Two days on the ground in BA with the BBC, and I’ve had a tango education. I’m here as the host for 4 future radio documentaries on BBC Radio 3’s World Routes program. The work began with an intimate home session with the smoky-voiced tango singer Amalia Varela, one of the genre’s most popular contemporary artists. Varela brings a kind of rock ‘n’ roll passion and intensity to the genre—fittingly as she grew up on The Beatles and Led Zeppelin, and turned to tango as part of a search for authenticity and identity. Varela favors the oldest grittiest forms of the music and her set for us included two songs by early-20th-century legend Carlos Gardel, and two even older songs.

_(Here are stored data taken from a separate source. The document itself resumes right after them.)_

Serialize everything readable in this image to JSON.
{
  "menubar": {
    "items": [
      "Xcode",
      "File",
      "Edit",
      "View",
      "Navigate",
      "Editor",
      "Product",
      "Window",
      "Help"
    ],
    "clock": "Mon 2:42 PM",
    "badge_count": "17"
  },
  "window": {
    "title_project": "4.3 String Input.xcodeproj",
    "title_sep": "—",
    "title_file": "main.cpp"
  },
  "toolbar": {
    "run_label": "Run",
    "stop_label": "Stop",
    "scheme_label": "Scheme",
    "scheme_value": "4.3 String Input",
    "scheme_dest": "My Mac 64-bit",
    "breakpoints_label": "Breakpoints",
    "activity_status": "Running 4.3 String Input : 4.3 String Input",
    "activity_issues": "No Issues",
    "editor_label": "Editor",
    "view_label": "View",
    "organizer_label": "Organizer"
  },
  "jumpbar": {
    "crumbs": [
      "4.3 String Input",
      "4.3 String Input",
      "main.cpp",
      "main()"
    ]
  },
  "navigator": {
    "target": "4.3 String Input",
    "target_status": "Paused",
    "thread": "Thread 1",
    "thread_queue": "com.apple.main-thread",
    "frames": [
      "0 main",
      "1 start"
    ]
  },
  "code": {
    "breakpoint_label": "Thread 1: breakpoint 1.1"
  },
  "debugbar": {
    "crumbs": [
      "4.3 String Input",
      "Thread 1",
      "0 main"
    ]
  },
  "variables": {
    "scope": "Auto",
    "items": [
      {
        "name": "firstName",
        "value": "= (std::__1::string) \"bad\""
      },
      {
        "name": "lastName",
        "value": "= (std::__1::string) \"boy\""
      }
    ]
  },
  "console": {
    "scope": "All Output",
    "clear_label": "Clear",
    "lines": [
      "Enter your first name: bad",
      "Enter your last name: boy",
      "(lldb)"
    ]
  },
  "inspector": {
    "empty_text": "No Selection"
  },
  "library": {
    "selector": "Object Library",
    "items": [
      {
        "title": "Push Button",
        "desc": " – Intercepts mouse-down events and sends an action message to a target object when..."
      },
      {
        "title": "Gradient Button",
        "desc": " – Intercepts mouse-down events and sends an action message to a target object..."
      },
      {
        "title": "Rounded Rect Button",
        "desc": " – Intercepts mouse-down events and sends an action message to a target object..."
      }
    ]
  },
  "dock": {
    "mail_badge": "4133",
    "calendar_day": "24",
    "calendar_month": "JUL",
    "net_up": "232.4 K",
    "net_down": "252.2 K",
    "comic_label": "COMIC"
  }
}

From there, we made our way over to a club called No Avestruz (No Ostritches) to hear the fabulous, 8-piece tango orchestra El Arranque play two sets of music that spanned history, from venerable tango tipica, up through the innovations of Astor Piazzola, and even included a few of the group’s own compositions. Their style and verve was visceral, and they had a sold-out house, filled with folks of all ages. El Arranque’s 15-year career is roughly synchronous with a tango revival in Argentina, and these musicians spent the first ten of those years learning the classics before they began embellishing with ideas of their own. In an interview at the Casa de Tango the next day, the group’s bass player and co-founder Ignacio Varchausky spoke powerfully about tango and Argentine identity. The music, he said, is a mirror on the country’s complicated multi-ethnic past, a reality many are uncomfortable facing. Like all great, hybrid music, the sound communicates history, and for many that is a history of Europeans who somehow ended up displaced in South America, a place they may not really belong. Varchausky seems to feel that if more Argentines were open to hearing the messages contained in tango’s complexities, and to facing the reality of their true natures, the country would be more successful, and even better governed. Heady stuff…

Late tonight, we crossed town to a tango dance salon, where well-turned-out, mostly elderly couples turn up just before midnight to dance to sets of classic tangos. Their moves are elegant, mysterious and impeccable. They are obsessed with the whole attitude of tango. They do not seem in the least confused about who they are, but perhaps they are a lucky minority of portenos (citizens of Buenos Aires)—people at ease and in love with the contradictions of Argentine life. My favorite detail: at the Club Gricel, when they want to clear the dance floor, they play the first 90 seconds of “Staying Alive.” Works every time.

From here, we head north to the foothills of the Andes where a whole new set of contradictions and challenges prevail.